The Jefferson Center is a hub for gathering and consuming art together and educating the next generation of creatives.
10 News sat down with the executive director of the nonprofit to talk about their cry for the community’s help called “Give Now Gather Later.”
“Our mission is about community interaction. It’s about people having an opportunity to experience the arts together in a room together, so this has been very hard,” said Cyrus Pace, Jefferson Center Executive Director.
COVID abruptly closed the curtain on season 19 at The Jefferson Center and could keep the upcoming milestone year for the nonprofit in the dark.
“I think the hardship will continue for quite some time. At this point we’re imagining a January, February start to what would have been our 20th season,” Pace said.
A season expected to top-off two decades of hard work with big names now has industry leaders questioning if people will even walk through the doors.

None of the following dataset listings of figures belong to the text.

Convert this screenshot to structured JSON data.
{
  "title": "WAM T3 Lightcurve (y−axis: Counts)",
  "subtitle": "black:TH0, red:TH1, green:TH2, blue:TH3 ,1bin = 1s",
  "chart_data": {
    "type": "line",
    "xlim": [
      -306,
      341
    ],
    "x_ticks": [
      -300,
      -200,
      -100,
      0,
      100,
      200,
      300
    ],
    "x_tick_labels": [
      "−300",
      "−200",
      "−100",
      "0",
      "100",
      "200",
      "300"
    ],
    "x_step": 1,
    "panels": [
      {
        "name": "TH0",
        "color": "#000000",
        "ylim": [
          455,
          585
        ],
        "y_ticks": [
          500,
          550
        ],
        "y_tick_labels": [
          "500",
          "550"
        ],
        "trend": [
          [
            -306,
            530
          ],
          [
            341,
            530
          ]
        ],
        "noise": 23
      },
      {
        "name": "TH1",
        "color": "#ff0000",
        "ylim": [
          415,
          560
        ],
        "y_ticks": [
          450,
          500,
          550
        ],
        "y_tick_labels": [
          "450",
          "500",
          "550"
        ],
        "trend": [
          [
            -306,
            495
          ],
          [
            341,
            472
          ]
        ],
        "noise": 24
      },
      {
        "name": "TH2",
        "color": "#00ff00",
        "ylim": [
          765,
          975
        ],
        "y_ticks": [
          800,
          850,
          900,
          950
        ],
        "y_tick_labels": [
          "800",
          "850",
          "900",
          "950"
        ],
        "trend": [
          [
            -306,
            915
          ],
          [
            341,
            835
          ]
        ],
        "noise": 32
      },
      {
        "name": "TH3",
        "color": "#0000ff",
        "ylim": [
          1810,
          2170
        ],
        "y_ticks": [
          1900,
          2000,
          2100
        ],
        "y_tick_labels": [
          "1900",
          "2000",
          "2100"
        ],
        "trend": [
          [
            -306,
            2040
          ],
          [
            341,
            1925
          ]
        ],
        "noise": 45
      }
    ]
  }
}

That's led The Jefferson Center to adjust its budget, letting go of three full-time employees and slimming down part-time staff.
“I think the broader story is this is really a catastrophic change to the way the music business can sustain employment for folks,” said Pace.
Even with capital concerns, Pace said it’s important for The Jefferson Center and other entertainment venues to put the community’s health first.
“When you get out too assertively or too aggressively, because you need the cash flow and you’re trying to create scenarios which are hopefully safe, I think there’s a lot of risk in that,” Pace said.